If there are better ways to spend a New Year’s holiday than performing a decidedly amateur rendition of Billy Joel’s “The River of Dreams” before a small but appreciative audience in a remote Jamaican community — Jim Hiltz can’t think of any.
Hiltz and Zachary Pedersen, both University of Notre Dame MBA Class of 2018, devoted a week of their winter break to a special building project in the tiny community of Jacob’s Ladder. Located on 100 acres in the smack-dab middle of Jamaica — far from the island nation’s more glamorous vacation spots — Jacob’s Ladder has a simple mission: to provide a home for individuals with mental and physical disabilities over the age of 18. Otherwise, they would have nowhere to go.

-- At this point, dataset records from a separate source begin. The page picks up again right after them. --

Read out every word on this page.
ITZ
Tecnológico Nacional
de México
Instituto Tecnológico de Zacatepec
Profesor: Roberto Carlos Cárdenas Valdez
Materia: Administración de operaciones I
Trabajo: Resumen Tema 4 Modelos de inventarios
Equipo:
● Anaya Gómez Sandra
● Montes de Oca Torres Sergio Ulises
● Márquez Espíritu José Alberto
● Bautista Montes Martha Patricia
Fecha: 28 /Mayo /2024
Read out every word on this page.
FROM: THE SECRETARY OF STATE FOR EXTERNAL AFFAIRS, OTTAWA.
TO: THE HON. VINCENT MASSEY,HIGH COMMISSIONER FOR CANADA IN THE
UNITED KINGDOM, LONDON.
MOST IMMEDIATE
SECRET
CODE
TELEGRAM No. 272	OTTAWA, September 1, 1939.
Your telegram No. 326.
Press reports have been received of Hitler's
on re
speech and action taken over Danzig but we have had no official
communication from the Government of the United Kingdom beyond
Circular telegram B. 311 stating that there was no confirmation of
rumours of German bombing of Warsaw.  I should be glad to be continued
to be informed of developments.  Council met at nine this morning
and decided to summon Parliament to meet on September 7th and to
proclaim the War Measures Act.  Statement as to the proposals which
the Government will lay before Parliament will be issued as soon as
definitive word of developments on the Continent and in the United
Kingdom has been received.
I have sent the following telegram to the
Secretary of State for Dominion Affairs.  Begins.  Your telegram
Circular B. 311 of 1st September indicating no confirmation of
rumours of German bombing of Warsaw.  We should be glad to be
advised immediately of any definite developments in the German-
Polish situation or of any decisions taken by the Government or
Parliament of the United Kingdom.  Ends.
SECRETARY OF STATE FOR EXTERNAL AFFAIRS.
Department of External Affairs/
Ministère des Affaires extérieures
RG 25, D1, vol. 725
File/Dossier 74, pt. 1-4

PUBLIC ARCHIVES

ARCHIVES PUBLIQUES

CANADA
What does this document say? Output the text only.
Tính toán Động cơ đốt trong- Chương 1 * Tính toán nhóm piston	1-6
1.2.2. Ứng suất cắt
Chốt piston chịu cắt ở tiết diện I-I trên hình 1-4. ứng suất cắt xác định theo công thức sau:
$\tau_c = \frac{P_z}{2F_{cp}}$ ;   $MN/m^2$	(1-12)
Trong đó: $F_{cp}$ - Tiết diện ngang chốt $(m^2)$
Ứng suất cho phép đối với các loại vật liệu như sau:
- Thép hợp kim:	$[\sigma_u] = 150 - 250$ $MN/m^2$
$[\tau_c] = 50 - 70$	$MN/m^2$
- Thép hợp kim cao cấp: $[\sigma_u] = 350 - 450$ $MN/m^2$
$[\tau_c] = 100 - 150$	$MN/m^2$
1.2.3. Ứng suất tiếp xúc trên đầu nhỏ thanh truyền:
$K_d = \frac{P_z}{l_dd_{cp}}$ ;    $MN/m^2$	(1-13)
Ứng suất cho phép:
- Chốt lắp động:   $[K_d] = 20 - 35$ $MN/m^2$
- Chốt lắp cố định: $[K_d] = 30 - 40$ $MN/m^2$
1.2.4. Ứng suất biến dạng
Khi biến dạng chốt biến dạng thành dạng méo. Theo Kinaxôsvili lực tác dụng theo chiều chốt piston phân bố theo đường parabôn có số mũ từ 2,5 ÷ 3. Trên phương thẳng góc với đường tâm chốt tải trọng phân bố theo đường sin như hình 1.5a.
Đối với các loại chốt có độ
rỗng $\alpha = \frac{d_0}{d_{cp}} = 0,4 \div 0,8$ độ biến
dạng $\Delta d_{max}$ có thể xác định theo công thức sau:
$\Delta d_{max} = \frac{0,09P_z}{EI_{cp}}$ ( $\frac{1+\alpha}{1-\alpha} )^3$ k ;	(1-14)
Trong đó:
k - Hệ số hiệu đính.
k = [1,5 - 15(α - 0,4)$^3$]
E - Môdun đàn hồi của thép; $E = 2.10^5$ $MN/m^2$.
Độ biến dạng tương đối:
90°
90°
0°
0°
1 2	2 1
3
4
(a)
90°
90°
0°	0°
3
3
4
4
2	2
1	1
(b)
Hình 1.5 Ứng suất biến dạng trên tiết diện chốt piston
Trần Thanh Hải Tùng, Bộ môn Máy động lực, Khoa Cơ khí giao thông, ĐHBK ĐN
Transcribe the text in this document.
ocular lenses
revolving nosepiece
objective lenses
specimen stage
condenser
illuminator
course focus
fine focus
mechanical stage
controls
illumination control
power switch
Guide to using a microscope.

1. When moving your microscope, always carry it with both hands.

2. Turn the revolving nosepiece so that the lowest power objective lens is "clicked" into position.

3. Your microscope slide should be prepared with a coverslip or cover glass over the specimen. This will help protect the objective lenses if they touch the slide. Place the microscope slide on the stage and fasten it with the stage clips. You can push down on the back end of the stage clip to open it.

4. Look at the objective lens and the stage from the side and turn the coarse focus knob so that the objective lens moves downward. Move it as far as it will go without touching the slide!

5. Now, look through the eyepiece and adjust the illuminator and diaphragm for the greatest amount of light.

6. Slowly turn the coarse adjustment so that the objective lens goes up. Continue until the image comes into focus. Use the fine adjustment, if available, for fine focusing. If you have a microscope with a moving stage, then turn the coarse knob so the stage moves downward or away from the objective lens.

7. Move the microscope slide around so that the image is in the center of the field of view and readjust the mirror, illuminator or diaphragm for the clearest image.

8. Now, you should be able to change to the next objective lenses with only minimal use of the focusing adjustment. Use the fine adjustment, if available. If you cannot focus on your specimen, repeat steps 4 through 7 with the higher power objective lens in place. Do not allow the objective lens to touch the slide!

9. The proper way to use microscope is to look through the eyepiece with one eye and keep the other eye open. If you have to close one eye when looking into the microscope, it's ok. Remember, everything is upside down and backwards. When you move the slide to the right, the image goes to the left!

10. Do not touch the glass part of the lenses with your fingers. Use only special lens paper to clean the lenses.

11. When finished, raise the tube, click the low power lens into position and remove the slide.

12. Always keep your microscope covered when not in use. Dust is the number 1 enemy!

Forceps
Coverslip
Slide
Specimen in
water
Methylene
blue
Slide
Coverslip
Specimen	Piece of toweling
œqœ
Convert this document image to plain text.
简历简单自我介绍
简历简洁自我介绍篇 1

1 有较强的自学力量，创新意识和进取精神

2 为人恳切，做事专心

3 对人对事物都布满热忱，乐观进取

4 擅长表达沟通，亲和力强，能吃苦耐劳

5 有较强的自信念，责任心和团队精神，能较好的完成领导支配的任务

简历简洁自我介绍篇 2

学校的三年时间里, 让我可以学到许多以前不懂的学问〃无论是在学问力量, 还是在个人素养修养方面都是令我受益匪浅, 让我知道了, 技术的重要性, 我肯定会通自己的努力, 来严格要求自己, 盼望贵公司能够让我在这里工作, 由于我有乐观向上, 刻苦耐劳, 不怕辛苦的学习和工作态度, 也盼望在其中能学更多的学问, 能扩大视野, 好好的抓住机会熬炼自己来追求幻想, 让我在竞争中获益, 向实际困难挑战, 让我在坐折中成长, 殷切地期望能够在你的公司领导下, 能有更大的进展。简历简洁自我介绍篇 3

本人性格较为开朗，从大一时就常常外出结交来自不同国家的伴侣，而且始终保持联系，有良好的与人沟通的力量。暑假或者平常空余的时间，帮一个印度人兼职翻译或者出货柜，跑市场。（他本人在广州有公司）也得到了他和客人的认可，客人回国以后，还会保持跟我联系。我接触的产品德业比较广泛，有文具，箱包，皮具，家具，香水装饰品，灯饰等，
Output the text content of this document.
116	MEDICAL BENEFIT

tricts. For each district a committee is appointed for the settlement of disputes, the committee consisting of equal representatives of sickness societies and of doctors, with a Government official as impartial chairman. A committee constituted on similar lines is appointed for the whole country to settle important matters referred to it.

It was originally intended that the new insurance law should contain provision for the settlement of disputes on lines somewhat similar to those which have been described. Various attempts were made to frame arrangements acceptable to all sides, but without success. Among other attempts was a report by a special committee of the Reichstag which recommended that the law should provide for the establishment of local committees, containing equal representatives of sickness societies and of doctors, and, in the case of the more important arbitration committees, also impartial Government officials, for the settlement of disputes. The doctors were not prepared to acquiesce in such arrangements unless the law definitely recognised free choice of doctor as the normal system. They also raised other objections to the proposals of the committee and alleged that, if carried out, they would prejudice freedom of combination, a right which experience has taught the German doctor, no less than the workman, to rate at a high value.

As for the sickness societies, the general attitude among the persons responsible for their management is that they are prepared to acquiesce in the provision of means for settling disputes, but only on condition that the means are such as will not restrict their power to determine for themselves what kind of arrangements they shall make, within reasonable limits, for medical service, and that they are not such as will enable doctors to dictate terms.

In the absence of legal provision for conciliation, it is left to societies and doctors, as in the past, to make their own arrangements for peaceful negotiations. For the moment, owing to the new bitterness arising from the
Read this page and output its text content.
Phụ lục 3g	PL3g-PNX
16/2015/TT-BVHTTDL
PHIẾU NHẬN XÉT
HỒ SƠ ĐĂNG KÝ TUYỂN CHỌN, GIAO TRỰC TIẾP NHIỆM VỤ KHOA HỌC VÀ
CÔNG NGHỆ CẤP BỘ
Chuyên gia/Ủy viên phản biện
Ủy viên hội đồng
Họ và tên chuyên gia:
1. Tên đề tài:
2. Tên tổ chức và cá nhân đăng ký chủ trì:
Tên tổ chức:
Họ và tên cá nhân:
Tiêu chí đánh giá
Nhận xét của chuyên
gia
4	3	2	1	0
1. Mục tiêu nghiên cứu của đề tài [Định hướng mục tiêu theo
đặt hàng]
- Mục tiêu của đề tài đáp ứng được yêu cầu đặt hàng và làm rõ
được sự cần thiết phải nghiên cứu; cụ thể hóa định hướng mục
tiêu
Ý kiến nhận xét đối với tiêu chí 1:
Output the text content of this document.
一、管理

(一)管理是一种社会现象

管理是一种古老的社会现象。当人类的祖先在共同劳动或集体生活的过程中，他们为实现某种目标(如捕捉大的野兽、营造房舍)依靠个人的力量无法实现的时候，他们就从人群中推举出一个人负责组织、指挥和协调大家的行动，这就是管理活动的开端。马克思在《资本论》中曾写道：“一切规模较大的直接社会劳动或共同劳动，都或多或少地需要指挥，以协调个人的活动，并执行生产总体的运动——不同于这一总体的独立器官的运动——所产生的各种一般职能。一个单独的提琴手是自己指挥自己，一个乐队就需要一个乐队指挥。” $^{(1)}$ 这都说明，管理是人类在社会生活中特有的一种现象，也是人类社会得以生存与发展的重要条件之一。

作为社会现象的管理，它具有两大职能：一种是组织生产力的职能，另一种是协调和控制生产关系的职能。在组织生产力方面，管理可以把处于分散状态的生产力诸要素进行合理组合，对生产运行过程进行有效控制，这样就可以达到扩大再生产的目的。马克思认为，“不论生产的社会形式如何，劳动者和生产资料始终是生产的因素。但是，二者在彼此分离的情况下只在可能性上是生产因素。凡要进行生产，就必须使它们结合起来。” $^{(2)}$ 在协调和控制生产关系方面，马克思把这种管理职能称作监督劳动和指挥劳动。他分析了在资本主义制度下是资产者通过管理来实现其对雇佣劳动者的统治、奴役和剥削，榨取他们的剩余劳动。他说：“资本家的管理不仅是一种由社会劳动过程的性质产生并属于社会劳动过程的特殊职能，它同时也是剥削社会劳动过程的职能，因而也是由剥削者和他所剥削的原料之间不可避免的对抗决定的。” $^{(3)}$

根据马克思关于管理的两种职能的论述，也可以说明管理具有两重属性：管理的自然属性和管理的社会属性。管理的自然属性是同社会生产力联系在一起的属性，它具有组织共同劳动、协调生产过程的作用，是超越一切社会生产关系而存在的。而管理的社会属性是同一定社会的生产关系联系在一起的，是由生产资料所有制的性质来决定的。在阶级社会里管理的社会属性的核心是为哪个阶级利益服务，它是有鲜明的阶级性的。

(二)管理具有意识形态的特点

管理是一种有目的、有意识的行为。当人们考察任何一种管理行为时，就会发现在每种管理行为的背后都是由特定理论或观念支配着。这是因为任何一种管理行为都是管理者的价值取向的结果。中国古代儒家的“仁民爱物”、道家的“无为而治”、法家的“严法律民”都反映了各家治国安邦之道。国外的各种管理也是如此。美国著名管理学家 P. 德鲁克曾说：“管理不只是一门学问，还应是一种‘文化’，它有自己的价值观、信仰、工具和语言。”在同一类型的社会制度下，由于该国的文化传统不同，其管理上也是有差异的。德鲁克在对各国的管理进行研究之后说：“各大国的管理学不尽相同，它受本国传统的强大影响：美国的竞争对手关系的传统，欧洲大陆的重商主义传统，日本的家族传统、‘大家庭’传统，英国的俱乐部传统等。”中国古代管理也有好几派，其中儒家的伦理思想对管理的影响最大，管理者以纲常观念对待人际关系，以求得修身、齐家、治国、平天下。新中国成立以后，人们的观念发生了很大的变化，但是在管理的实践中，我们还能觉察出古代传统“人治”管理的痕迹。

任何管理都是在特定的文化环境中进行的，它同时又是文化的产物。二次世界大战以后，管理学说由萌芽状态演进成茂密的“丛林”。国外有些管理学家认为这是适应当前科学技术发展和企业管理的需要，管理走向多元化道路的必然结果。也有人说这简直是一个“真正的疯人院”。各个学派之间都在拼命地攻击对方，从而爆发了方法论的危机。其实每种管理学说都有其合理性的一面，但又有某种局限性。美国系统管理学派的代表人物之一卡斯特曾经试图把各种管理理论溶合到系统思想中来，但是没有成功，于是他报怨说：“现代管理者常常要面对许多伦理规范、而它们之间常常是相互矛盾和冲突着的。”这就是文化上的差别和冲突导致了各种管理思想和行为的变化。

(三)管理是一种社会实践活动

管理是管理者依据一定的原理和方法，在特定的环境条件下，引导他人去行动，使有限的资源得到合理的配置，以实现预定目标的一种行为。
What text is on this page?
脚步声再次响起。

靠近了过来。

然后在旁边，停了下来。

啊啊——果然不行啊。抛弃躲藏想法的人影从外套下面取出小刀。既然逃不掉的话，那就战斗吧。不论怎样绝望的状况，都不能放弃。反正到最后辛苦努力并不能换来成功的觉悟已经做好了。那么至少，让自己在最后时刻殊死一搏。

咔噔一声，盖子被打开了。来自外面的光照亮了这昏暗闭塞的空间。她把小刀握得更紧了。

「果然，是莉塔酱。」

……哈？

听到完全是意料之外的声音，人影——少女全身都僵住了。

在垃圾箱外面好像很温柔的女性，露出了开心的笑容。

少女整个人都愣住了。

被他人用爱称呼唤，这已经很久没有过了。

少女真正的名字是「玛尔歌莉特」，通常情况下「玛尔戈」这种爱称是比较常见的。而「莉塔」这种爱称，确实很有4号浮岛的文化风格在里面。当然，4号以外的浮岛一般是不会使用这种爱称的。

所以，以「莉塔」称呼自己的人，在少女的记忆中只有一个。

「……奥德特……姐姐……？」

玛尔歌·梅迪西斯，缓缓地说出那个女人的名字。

“Without Jacob’s Ladder, it would be horrible over there for these individuals, unless they somehow had a family member who would take them in, which was not common,” said Hiltz. The alternatives were to place disabled children in orphanages, or simply abandon them on the street.
Jacob’s Ladder is part of a larger initiative, Mustard Seed Communities (MSC), an international nonprofit founded in 1978 by Monsignor Gregory Ramkissoon. MSC’s mission is to care for vulnerable populations throughout the developing world, which includes children and adults with disabilities or HIV/AIDs, as well as young mothers in crisis across Jamaica, Nicaragua, Dominican Republic, Zimbabwe, and Malawi.
Pedersen and Hiltz traveled to the community, which is located in the village of Moneague, with a group of 14 men from parishes in northern Kentucky, including Hiltz’s father and brother. Hiltz’s father had been traveling to Jacob’s Ladder for more than a decade; this was Hiltz’s third trip and Pedersen’s first.
The two Notre Dame students spent their days hauling heavy loads of cement and hammering nails as the team constructed rooms on two structures. The residential buildings are modest but well-built, each accommodating six residents and a medical attendant. There currently is enough capacity for about 150 individuals, but Mustard Seed has hopes of scaling to 500 or more.
Mixed in the daily work schedule was an opportunity to get to know the residents, and to spend time with others in their group reflecting on their faith, and what it means to make a difference.
“Every time that I’ve gone, the impact is there,” said Hiltz, who had made the trip three times with his father and brother, and others from his home parish in northern Kentucky. “You can see it in just the physical work that we leave, but we make an impact beyond that, as well—on the residents themselves and the other people that work there to help support the residents. There’s also time at Mass, time for reflection and just the bonding of doing hard work for a week straight. You get to know people better and you make an impact in that way.”
For Pedersen, even the walk to work brought inspiration. “Every single day on the way to the work site or on the way to lunch, we interact with the kids,” he said. “They would always be so joyful. One day we gave soccer balls and footballs out and everybody just exploded with energy and excitement. It was awesome to see.”
And then there was the highlight of the week — the Thursday night concert.
“The caregivers and actually the residents are very spiritual, and they really enjoy music and singing,” said Hiltz. “So every year we visit, on Thursday night, they put on what they call like a concert for us. Some of the nurses will get up and sing some songs, and then some of the residents will get up there and either do a dance or a song, or read a poem. And then they ask us to do something.”
Cue Billy Joel.
“It wasn’t a Grammy-winning performance,” Hiltz admits. “But they just get so excited and you can just see the joy that they have, despite the fact that they’ve been given a tough situation in life. But they don’t let that hold them back from having fun and being happy.”